Bir ülkede halk elini açmış insanca yaşamak istiyoruz, hukuk istiyoruz diye çığlık atıyorsa…
Bir ülkede halk elini açmış insanca yaşamak istiyoruz, hukuk istiyoruz diye çığlık atıyorsa…
Başlığa çektiğim sözün aslını Cumhurbaşkanı Erdoğan 6 Mart 2018 yılında şöyle sarf etmişti:
“Bir ülkede halk bunalmış ellerini semaya açarak adalet çığlığı atar hale gelmişse oradaki yargı sisteminde bir sorun var demektir.”
Bir ülkede insanlar “sahipsiz”, “hukuk istiyoruz”, “insanca yaşamak istiyoruz” diye çığlık atmaya başlamışsa sorunu nasıl tanımlamak lazım peki?
***
Dün CHP lideri Kemal Kılıçdaroğlu ile birlikte Mersin’de nakliyecileri ve TIR şoförlerini dinlerken şunu fark ettim: Ülkemizde neredeyse sorunsuz hiç bir alan kalmamış.
Ülke öyle bir hale geldi ki “hukuk isteyenler” sadece KHK mağdurları değil, haksız yere yıllardır cezaevlerinde yatanlar değil, yıllardır mahkeme kapılarında hak arayanlar değil, hukukçular ve sermayedarlar değil.
Herkes hukuk istiyor başka bir şey istemiyor, hukuk diyor başka bir şey demiyor.
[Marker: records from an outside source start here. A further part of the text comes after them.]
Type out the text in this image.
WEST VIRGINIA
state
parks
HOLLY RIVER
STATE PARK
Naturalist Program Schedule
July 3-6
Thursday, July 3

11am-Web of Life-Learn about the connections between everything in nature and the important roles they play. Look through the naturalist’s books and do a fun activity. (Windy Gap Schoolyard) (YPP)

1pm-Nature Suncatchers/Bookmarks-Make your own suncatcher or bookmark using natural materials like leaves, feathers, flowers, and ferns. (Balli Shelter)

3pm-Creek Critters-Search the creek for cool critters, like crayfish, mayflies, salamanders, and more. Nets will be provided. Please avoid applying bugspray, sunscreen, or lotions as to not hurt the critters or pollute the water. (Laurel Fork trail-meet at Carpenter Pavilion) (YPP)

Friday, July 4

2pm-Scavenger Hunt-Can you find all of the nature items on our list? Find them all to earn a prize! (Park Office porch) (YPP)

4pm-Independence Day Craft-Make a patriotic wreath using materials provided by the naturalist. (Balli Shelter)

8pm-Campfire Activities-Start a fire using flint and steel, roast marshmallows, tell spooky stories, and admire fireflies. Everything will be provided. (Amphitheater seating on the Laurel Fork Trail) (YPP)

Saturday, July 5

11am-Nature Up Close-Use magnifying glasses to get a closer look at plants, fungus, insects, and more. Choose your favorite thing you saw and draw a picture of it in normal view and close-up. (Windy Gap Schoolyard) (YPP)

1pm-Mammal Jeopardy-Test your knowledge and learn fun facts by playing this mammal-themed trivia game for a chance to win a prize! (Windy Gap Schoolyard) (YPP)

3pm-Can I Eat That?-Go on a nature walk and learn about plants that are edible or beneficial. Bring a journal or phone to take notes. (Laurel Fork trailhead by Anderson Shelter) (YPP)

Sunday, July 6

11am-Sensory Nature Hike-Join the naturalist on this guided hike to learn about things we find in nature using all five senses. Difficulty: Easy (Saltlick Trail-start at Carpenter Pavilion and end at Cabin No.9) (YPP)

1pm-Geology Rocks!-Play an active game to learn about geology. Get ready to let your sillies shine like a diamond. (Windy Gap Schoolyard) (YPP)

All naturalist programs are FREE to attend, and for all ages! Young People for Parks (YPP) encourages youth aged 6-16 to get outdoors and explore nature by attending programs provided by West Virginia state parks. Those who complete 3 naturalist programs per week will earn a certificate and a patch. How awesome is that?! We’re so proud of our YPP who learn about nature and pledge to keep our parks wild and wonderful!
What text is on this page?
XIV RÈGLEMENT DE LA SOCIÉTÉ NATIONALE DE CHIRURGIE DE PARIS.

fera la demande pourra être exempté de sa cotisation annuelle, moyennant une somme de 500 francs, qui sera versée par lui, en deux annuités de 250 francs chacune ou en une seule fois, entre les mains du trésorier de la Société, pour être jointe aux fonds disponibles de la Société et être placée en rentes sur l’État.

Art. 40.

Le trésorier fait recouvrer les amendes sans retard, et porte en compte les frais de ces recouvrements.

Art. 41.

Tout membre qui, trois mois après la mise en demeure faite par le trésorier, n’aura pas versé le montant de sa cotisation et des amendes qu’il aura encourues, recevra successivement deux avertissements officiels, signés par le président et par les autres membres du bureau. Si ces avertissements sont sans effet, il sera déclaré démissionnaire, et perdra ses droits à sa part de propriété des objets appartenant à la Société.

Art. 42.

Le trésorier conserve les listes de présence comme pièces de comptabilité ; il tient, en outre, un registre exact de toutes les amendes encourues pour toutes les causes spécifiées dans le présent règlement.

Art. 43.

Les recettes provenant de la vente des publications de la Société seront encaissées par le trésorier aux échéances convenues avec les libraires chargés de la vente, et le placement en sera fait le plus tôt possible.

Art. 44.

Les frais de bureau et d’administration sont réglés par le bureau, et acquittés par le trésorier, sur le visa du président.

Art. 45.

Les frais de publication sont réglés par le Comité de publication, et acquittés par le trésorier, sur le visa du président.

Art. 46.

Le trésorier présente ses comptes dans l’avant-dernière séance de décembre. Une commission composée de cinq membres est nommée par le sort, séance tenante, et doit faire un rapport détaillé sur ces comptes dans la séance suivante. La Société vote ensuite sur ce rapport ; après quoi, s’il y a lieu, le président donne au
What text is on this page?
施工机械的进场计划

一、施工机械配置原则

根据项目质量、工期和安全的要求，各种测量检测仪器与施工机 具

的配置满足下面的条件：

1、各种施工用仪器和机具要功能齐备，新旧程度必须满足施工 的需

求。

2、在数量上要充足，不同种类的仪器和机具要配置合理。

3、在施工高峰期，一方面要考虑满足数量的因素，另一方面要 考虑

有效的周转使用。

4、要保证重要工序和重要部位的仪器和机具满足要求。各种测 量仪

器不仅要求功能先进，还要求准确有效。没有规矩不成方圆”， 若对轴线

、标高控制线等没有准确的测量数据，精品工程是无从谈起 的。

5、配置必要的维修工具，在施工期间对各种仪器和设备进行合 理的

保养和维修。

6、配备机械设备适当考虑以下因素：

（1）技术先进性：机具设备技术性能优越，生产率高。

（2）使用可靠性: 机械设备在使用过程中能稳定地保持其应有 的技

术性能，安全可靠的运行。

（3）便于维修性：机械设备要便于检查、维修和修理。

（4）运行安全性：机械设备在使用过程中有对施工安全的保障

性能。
Kulak verilen her yerden “hukuk istiyoruz”, “insanca yaşamak istiyoruz”, “eşitlik istiyoruz” sesleri yükselmeye başladığını söylemek abartı olmaz
Birecik’te Gelecek Partisi lideri Ahmet Davutoğlu’nun otobüsünün önüne kendisini atarak “Biz hukuk istiyoruz, özgürlüğümüzü aldılar elimizden, açız demeye, ekmek götüremiyoruz demeye korkar hale geldik” diyen o adam gözümün önünden hiç gitmiyor. Yaşadığım müddetçe de unutamayacağım anlardan biri olacak.
***
Sanırım bu döneme dair bir unutamayacağım ikinci an Mersin’de 39 yaşındaki baba mesleğini icra eden TIR şoförü ve şu sözleri olacak:
“Bizler bu ülkenin sahipsizleriyiz. Benim babam 12 Haziran’da Tırın içerisinde beklerken geçirdiği kalp kriziyle öldü. Nerede, nasıl öleceğimiz belli değil. Adam gibi dinleneceğimiz alanlarımız yok, güven içinde uyuyacağımız yerler yok. Seçim zamanı Ahmet’i, Mehmet’i, Veli’yi tanıyan siyasetçiler seçimden sonra adımızı sanımızı bilmiyorlar. Biz kontağı durdurduğumuzda ülke durur. Kamyoncu biterse bu iktidar da ülke de halk da biter. Hal böyle iken yabancı plakalı kamyonlar bu ülkede birinci sınıf muamele görürken bizler ülkemizde onuncu sınıf muamele görüyoruz. Onuncu sınıf muamele görmekten bıktık, usandık. Hukuku getirin, hukuk gelsin artık. Haksız cezalar ödemekten, köprülere, yollara tonlarca para ödemekten bıktık artık. Biz devlete, bu ülkeye çalışmak istiyoruz, iktidara değil. 79 bin lira ceza ödedim. Biz ne kazanıyoruz.”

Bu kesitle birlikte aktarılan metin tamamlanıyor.